Joseph Bancroft (21 February 1836 – 16 June 1894) was a surgeon, pharmacologist and parasitologist born in England, who emigrated to Queensland, Australia.

Bancroft was born in Stretford, near Manchester, Lancashire, the only son of Joseph Bancroft, a farmer, and his wife Mary, née Lane. He took a five-year apprenticeship with Dr Jeremiah Renshaw at Sale in Cheshire. He later studied at the Manchester Royal School of Medicine and Surgery (M.R.C.S., L.S.A., 1859), where he won several prizes. He took his medical degree at the University of St Andrews in 1859 and later became a member of the Royal College of Surgeons. He practised at Nottingham until 1864, then emigrated to Queensland after being advised a warmer climate would improve his health.
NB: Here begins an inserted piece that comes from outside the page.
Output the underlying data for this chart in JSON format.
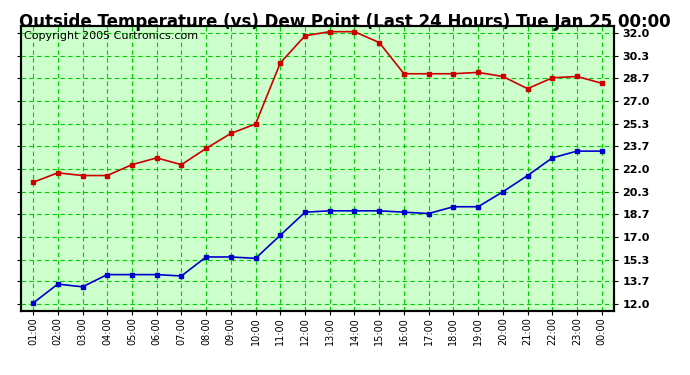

Bancroft arrived in Brisbane on 29 October 1864, having travelled on the Lady Young as a surgeon. After a short holiday he began to practise in a residential quarter of Brisbane, and soon became a respected physician and surgeon. He was an early tenant of the (now heritage-listed) Athol Place on Wickham Terrace in Spring Hill.

In 1867 he was appointed visiting surgeon at the Brisbane General Hospital and became house surgeon in 1868. He resumed practice at Carlton in Wickham Terrace in 1870, found himself in much demand, but contrived to do a good deal of research. He was the discoverer of the medical properties of Duboisia myoporoides, which was afterwards largely used in ophthalmic surgery. In 1872 he investigated the properties of Duboisia hopwoodii a common ingredient in the eastern Australian variety of the native chewing mixture, pituri. In 1877 he travelled to the East, Europe and Africa, supposedly on holiday, however he could not refrain from studying diseases peculiar to each country.